This is a challenge question from my Cambridge IGCSE Additional Maths textbook. Bear with me on the drawing. The drawing consists of a square, circle, and quarter circle. The only measurement give is that the side length of the square is $10$cm. Can someone help me find the area of the shaded region? I am looking for an explanation of the answer as well.
On
Sketch. Here is an elementary way to obtain the area of the lune. Join the points of intersection of the two arcs, which gives a common chord $C$ for the two involved circles. Thus the area we seek is the difference in area of the segment of the small circle and the big circle, cut off by $C.$ Let these areas respectively be $S$ and $T.$ Then we want $S-T.$ Now to get each of these, we subtract the area of the isosceles triangle defined by radii of the involved circle and $C$ from the area of the sector formed by this triangle and the segment. It follows that we need the length of $C,$ which I'll call $2y,$ and the angles subtended by the given arcs at their respective centres. Let the one for the small circle be $2\phi,$ and the other $2\psi.$ Finally let $x$ be the distance from the centre of the small circle to the line segment $C.$ If you represent all of this information on a diagram, you get a triangle defined by a half-diagonal of the given square, a radius of the small circle, and a radius of the large circle, with sides $5\sqrt2,5$ and $10$ respectively. The angles opposite these sides are an unnamed unknown (not needed to solve the problem), the angle $\psi,$ and the angle $180°-\phi.$ [All angles are measured in degrees.]

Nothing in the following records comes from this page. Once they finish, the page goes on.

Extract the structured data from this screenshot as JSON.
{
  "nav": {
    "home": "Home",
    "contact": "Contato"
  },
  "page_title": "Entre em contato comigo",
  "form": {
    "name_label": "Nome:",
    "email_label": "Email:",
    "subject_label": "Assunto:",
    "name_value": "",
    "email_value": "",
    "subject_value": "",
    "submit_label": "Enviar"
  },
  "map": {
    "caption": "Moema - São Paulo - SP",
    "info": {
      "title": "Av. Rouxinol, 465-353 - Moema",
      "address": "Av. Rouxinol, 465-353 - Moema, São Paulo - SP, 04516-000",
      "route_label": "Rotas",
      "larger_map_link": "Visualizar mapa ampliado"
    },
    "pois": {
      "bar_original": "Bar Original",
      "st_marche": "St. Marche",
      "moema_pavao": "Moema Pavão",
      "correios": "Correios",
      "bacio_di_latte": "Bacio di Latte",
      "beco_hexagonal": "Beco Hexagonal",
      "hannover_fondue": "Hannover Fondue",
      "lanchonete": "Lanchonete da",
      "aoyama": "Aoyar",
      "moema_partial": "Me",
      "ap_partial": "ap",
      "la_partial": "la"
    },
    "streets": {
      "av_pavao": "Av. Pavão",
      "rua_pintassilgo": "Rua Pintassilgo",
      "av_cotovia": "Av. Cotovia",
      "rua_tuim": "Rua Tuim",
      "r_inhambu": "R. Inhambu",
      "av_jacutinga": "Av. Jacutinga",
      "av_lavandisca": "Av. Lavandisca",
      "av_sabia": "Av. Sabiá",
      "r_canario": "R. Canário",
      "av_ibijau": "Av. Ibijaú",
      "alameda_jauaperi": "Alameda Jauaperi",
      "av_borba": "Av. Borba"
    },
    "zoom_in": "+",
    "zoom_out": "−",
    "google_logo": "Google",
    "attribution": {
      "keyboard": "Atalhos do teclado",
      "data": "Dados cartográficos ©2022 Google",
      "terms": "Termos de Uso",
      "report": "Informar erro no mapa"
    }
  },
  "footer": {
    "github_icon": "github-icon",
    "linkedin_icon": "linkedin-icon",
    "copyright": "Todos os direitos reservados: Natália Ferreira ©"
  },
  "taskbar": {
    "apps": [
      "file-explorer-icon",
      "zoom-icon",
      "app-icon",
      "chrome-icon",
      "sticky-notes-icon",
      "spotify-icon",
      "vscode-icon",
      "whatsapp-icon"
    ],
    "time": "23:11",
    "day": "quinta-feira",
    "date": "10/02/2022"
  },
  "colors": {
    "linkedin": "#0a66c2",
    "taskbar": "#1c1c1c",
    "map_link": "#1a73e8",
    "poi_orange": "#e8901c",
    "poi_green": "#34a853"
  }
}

Thus applying the cosine rule to this triangle gives us that $$\cos\psi=\frac{5}{4\sqrt 2}.$$ Thus we obtain $$\sin\psi=\frac{\sqrt 7}{4\sqrt 2}.$$ Then using the sine rule gives us that $\sin\phi=2\sin\psi=\frac{\sqrt 7}{2\sqrt 2}.$ Thus we obtain that $\cos\phi=\frac{1}{2\sqrt 2}.$ This gives us $$x=5\cos\phi=\frac{5}{2\sqrt 2}$$ and $$y=\frac{5\sqrt 7}{2\sqrt 2}.$$
Hence we have that the area of the small triangle is $$xy=\frac{25}{8}\sqrt 7$$ and the area of the large triangle is $$(x+5\sqrt 2)y=xy+5y\sqrt 2=\frac{125}{8}\sqrt 7.$$ Therefore we have that the area $S$ of the small segment is given by $$\frac{2\phi}{360°}×π×5^2-xy=\frac54\left(\frac{π\phi}{9}-\frac58\sqrt 7\right)$$ and similarly that $$T=\frac{2\psi}{360°}×π×10^2-\frac{125}{8}\sqrt 7=5\left (\frac{π\psi}{9}-\frac{25}{8}\sqrt 7\right).$$
Therefore the area needed is given by $$S-T=\frac{5π}{9}\left(\frac{\phi}{4}-\psi\right)+\frac{425}{32}\sqrt 7,$$ where $$\cos\phi=\frac14\sqrt 2,\,\cos\psi=\frac58\sqrt 2$$ and $\phi,\,\psi$ are in degrees.
Hint. Let the $x$-axis run along the diagonal from bottom left to top right. Then the equation of the small circle is $x^2+y^2=5^2$ and that of the big circle $x^2+(y+\sqrt{50})^2=10^2.$ The two intersect at the points $$\left(\pm\frac{5\sqrt 7}{2\sqrt2},\frac{5}{2\sqrt2}\right).$$
Thus the area is given by $$2\int_0^{5\sqrt 7/2\sqrt 2}\left(\sqrt{5^2-x^2}-\sqrt{10^2-x^2}+5\sqrt{2}\right)\mathrm dx.$$
Can you now proceed?
Based on the fact that OP may not know calculus, as hinted at in the comments, I add that the integral evaluates to $$25\left(\alpha-4\beta+\frac{\sqrt 7}{2}\right),$$ where $\cos\alpha=1/2\sqrt 2,\,\cos\beta=5/4\sqrt 2,$ and the acute angles $\alpha,\,\beta$ are in radians.